While data science and big data are having a pervasive effect throughout the economy, Professors Abis and Veldkamp will examine one industry where machine learning is just taking hold: the financial industry. They believe finance is a good laboratory for understanding the effects of machine learning because it is a knowledge industry. The objectives of finance are relatively clear and it’s an industry with rapid and continuing adoption of new technologies. Investment banks and hedge funds primarily use data to forecast the future value of assets. They use this data to advise clients, broker deals, and to trade on their own portfolios. And machine learning is allowing these banks to transform a universe of quantitative and textual data into advice and trading strategies, they say.

The two will also analyze detailed data on job postings and labor trends, to help measure changes in the demand for data scientists who have machine-learning skills. They will use the data to understand how the composition of skilled workers is changing across the financial industry and how much the different skills are being rewarded through wages. Such understanding will allow them to estimate changes in the productivity and value of data as an input into knowledge production.

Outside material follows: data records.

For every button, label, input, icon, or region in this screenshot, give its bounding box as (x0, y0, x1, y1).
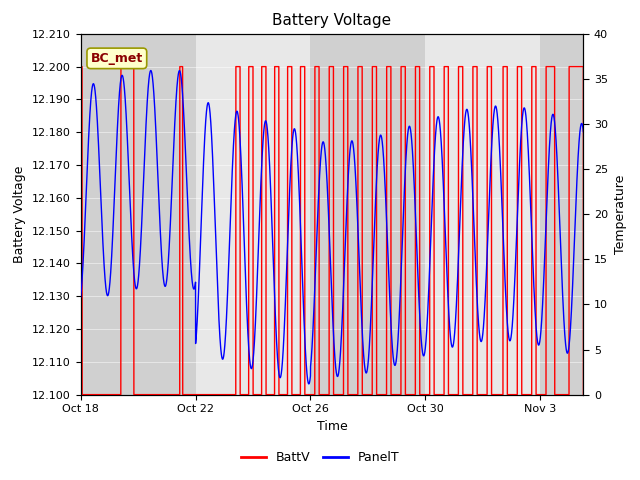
Bar (540, 34, 584, 395)
Title: Battery Voltage: Battery Voltage (273, 13, 392, 28)
Text: BC_met: BC_met (91, 52, 143, 65)
X-axis label: Time: Time (317, 420, 348, 433)
Bar (81, 34, 196, 395)
Y-axis label: Temperature: Temperature (614, 175, 627, 254)
Legend: BattV, PanelT: BattV, PanelT (236, 446, 404, 469)
Y-axis label: Battery Voltage: Battery Voltage (13, 166, 26, 263)
Bar (310, 34, 426, 395)
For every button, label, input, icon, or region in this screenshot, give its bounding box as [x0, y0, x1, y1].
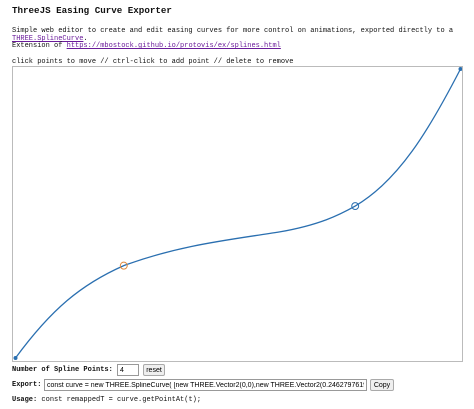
usage-code: const remappedT = curve.getPointAt(t); [41, 396, 202, 404]
copy-button[interactable]: Copy [370, 379, 394, 391]
instructions: click points to move // ctrl-click to ad… [12, 58, 294, 66]
export-label: Export: [12, 381, 42, 389]
page-title: ThreeJS Easing Curve Exporter [12, 5, 172, 16]
reset-button[interactable]: reset [143, 364, 165, 376]
export-input[interactable] [44, 379, 367, 391]
control-point[interactable] [13, 356, 18, 361]
description-link-line: THREE.SplineCurve. [12, 35, 88, 43]
control-point-selected[interactable] [119, 261, 128, 270]
extension-prefix: Extension of [12, 42, 63, 50]
points-input[interactable] [117, 364, 139, 376]
control-point[interactable] [351, 202, 360, 211]
curve-editor[interactable] [12, 66, 463, 362]
control-point[interactable] [458, 67, 462, 71]
extension-line: Extension of https://mbostock.github.io/… [12, 42, 281, 50]
extension-link[interactable]: https://mbostock.github.io/protovis/ex/s… [66, 42, 281, 50]
points-label: Number of Spline Points: [12, 366, 113, 374]
description: Simple web editor to create and edit eas… [12, 27, 454, 35]
description-suffix: . [83, 35, 88, 43]
spline-curve-link[interactable]: THREE.SplineCurve [12, 35, 84, 43]
usage-label: Usage: [12, 396, 38, 404]
usage-line: Usage: const remappedT = curve.getPointA… [12, 396, 201, 404]
easing-curve [14, 68, 462, 359]
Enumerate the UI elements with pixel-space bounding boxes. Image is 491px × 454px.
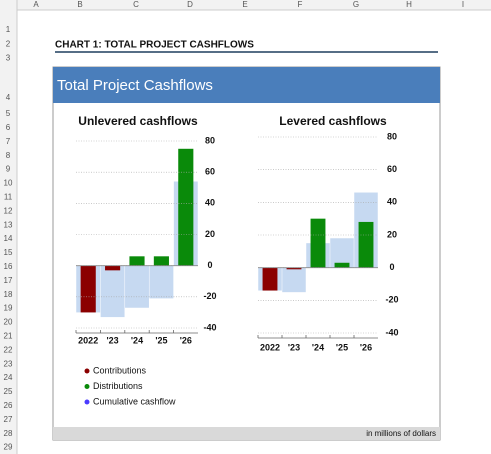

Once their research is completed, the professors intend to publish their findings in one of the top economics and finance journals. Both are grateful to have the seed-funds grant from the Columbia-IBM Center for Blockchain and Data Transparency, which is enabling them to carry out their research.

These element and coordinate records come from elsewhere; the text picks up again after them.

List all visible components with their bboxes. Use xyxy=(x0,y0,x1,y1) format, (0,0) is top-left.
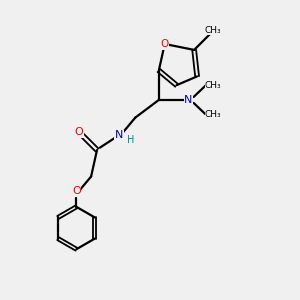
Text: N: N xyxy=(115,130,123,140)
Text: CH₃: CH₃ xyxy=(205,26,222,35)
Text: CH₃: CH₃ xyxy=(205,110,222,119)
Text: CH₃: CH₃ xyxy=(205,81,222,90)
Text: N: N xyxy=(184,95,193,105)
Text: O: O xyxy=(160,39,169,49)
Text: O: O xyxy=(72,186,81,196)
Text: H: H xyxy=(127,135,134,145)
Text: O: O xyxy=(74,127,83,137)
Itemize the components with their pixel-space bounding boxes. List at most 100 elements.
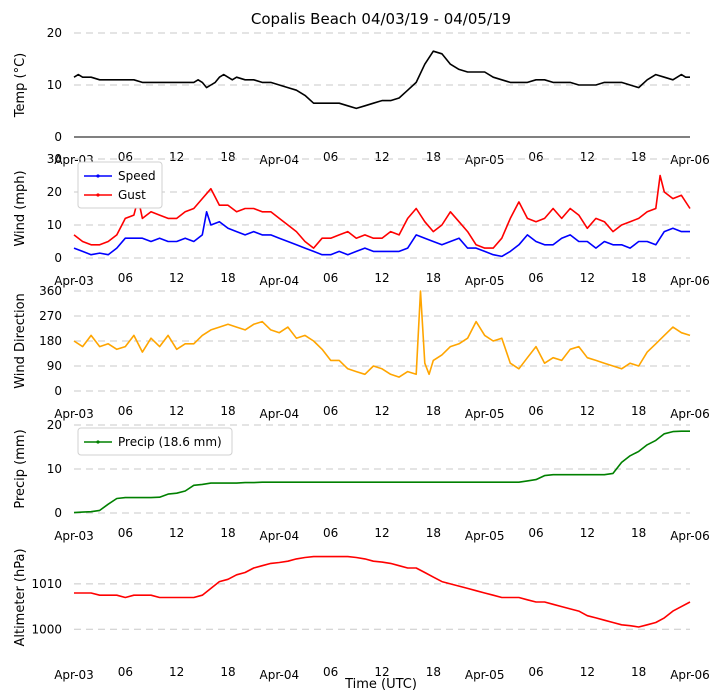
y-tick-label: 0 [54,251,62,265]
y-tick-label: 180 [39,334,62,348]
x-tick-label: Apr-04 [260,529,300,543]
x-tick-label: 12 [374,665,389,679]
series-line-direction [73,290,691,378]
x-tick-label: Apr-04 [260,668,300,682]
y-tick-label: 30 [47,152,62,166]
x-tick-label: 06 [118,150,133,164]
x-tick-label: 12 [169,271,184,285]
legend-label: Precip (18.6 mm) [118,435,222,449]
y-tick-label: 20 [47,418,62,432]
x-tick-label: 06 [528,404,543,418]
x-tick-label: 18 [426,150,441,164]
legend-marker [96,193,100,197]
y-tick-label: 20 [47,26,62,40]
x-tick-label: 12 [374,404,389,418]
x-tick-label: 18 [220,404,235,418]
x-tick-label: Apr-06 [670,153,710,167]
x-axis-label: Time (UTC) [344,677,417,692]
x-tick-label: Apr-03 [54,668,94,682]
series-line-gust [73,174,691,249]
y-tick-label: 10 [47,218,62,232]
x-tick-label: Apr-05 [465,668,505,682]
x-tick-label: Apr-03 [54,274,94,288]
y-axis-label: Altimeter (hPa) [13,548,28,646]
legend-marker [96,440,100,444]
y-tick-label: 10 [47,78,62,92]
chart-panels: 0 10 20 Temp (°C) Apr-03 06 12 18 Apr-04 06 12 18 Ap… [13,26,710,682]
x-tick-label: 12 [169,526,184,540]
x-tick-label: 06 [528,150,543,164]
y-tick-label: 20 [47,185,62,199]
x-tick-label: 06 [118,271,133,285]
legend-label: Speed [118,169,156,183]
y-axis-label: Precip (mm) [13,429,28,508]
x-tick-label: 18 [426,526,441,540]
x-tick-label: 18 [426,271,441,285]
x-tick-label: Apr-05 [465,153,505,167]
x-tick-label: 06 [323,404,338,418]
x-tick-label: 18 [426,665,441,679]
x-tick-label: Apr-04 [260,274,300,288]
x-tick-label: 18 [631,526,646,540]
x-tick-label: 12 [580,271,595,285]
panel-wind-direction: 0 90 180 270 360 Wind Direction Apr-03 06 12 18 Ap… [13,284,710,421]
x-tick-label: 06 [528,526,543,540]
x-tick-label: 06 [118,526,133,540]
y-tick-label: 0 [54,506,62,520]
y-axis-label: Wind Direction [13,293,28,389]
series-line-speed [73,211,690,258]
y-axis-label: Temp (°C) [13,53,28,119]
x-tick-label: Apr-04 [260,153,300,167]
x-tick-label: Apr-05 [465,407,505,421]
panel-wind: 0 10 20 30 Wind (mph) Apr-03 06 12 18 Apr-04 06 12 1… [13,152,710,288]
x-tick-label: 06 [323,526,338,540]
x-tick-label: Apr-06 [670,407,710,421]
series-line-precip-18-6-mm [73,430,690,514]
x-tick-label: 12 [169,404,184,418]
x-tick-label: Apr-06 [670,529,710,543]
x-tick-label: 18 [426,404,441,418]
x-tick-label: 18 [631,150,646,164]
x-tick-label: 06 [323,665,338,679]
panel-precip: 0 10 20 Precip (mm) Apr-03 06 12 18 Apr-04 06 12 18… [13,418,710,543]
chart-title: Copalis Beach 04/03/19 - 04/05/19 [251,10,511,28]
x-tick-label: 18 [631,665,646,679]
y-tick-label: 1010 [31,577,62,591]
y-tick-label: 10 [47,462,62,476]
legend-box [77,427,233,456]
y-tick-label: 1000 [31,622,62,636]
x-tick-label: 12 [169,150,184,164]
x-tick-label: Apr-04 [260,407,300,421]
x-tick-label: 06 [323,150,338,164]
x-tick-label: 06 [528,665,543,679]
x-tick-label: 12 [374,271,389,285]
y-axis-label: Wind (mph) [13,170,28,246]
x-tick-label: 12 [580,150,595,164]
legend-marker [96,174,100,178]
x-tick-label: 18 [220,665,235,679]
y-tick-label: 90 [47,359,62,373]
x-tick-label: 18 [631,404,646,418]
x-tick-label: Apr-05 [465,274,505,288]
y-tick-label: 0 [54,130,62,144]
y-tick-label: 0 [54,384,62,398]
x-tick-label: Apr-03 [54,407,94,421]
x-tick-label: 12 [580,404,595,418]
x-tick-label: 12 [580,665,595,679]
x-tick-label: Apr-06 [670,274,710,288]
x-tick-label: 18 [220,271,235,285]
x-tick-label: 06 [118,404,133,418]
x-tick-label: 06 [323,271,338,285]
x-tick-label: 18 [631,271,646,285]
x-tick-label: 06 [528,271,543,285]
x-tick-label: Apr-05 [465,529,505,543]
x-tick-label: 18 [220,526,235,540]
x-tick-label: 12 [374,526,389,540]
x-tick-label: Apr-06 [670,668,710,682]
series-line-altimeter [74,555,691,628]
x-tick-label: Apr-03 [54,529,94,543]
y-tick-label: 360 [39,284,62,298]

“I just moved to Columbia from NYU this fall, and already received this terrific grant that will help Simona Abis and me to conduct our research with an abundance of resources,” says Veldkamp. “It’s an amazing start to my career at Columbia.”

Abis is also grateful to the Data Science Institute for its support.

“Since I started collaborating with the Data Science Institute, it has opened up so many doors for me,” she says. “My research agenda is focused on the application of data science to financial markets. Being able to access all the resources they provide has certainly had a great impact on my research.”

And in the end, the two hope to understand how the growing use of data science in finance is contributing to and reshaping the American economy.

“Firms and investors are using data in new ways that enhance the value of firms,” says Veldkamp. “How does this use of data by skilled data scientists affect financial markets and the economy, and how can we quantify the effect those new employees are having on the macro economy? We hope that generating answers to this questions will help to guide valuation, regulation and forecasting in the new era of big-data.”